ここで回答されていない質問がある場合は、cmek-feedback@google.com に問い合わせるか、BigQuery サポートまたは Cloud KMS サポートをご覧ください。

エラーのトラブルシューティング

よくあるエラーと推奨される軽減策について以下に説明します。

エラー 推奨
Please grant Cloud KMS CryptoKey Encrypter/Decrypter role プロジェクトに関連付けられている BigQuery サービス アカウントに、指定した Cloud KMS 鍵を操作するための十分な Cloud IAM 権限がありません。エラー メッセージ内またはこのドキュメントの手順に従って、適切な Cloud IAM 権限を付与してください。
Existing table encryption settings do not match encryption settings specified in the request このエラーは、宛先テーブルの暗号化設定がリクエストの暗号化設定と一致しない場合に発生することがあります。

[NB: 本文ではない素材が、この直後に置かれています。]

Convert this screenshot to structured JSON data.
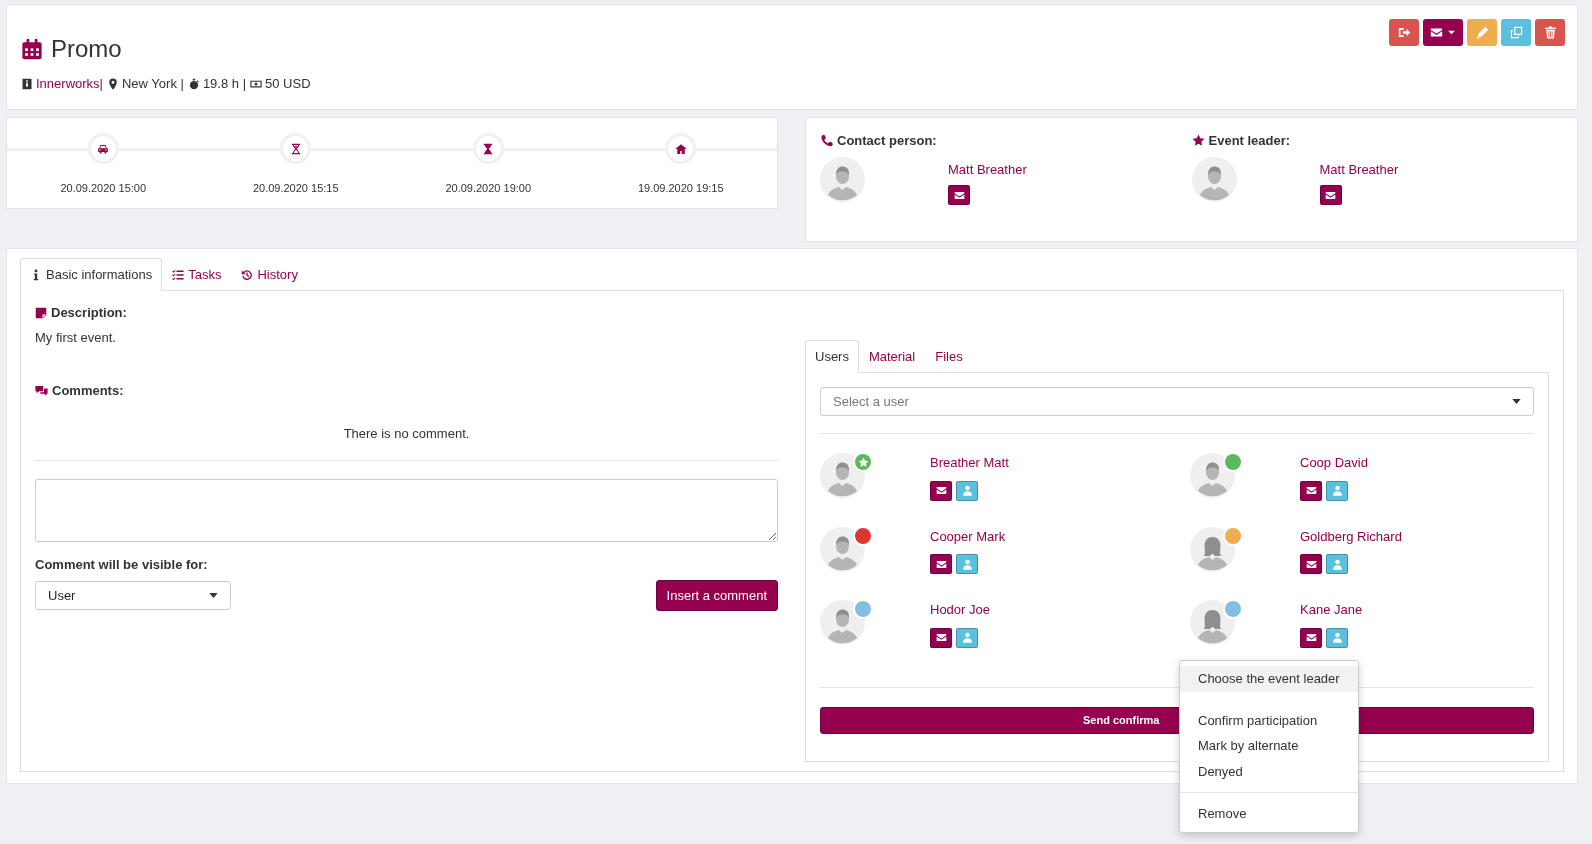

軽減策として、書き込み処理 TRUNCATE を使用してテーブルを置き換えるか、別の宛先テーブルを指定します。
This region is not supported Cloud KMS 鍵のリージョンが、宛先テーブルの BigQuery データセットのリージョンと一致していません。軽減策として、データセットに一致するリージョンにある鍵を選択するか、鍵リージョンに一致するデータセットに読み込みます。

既知の問題

  • BigQuery クライアント ライブラリでは、顧客管理の暗号鍵を構成するコマンドはまだサポートされていません。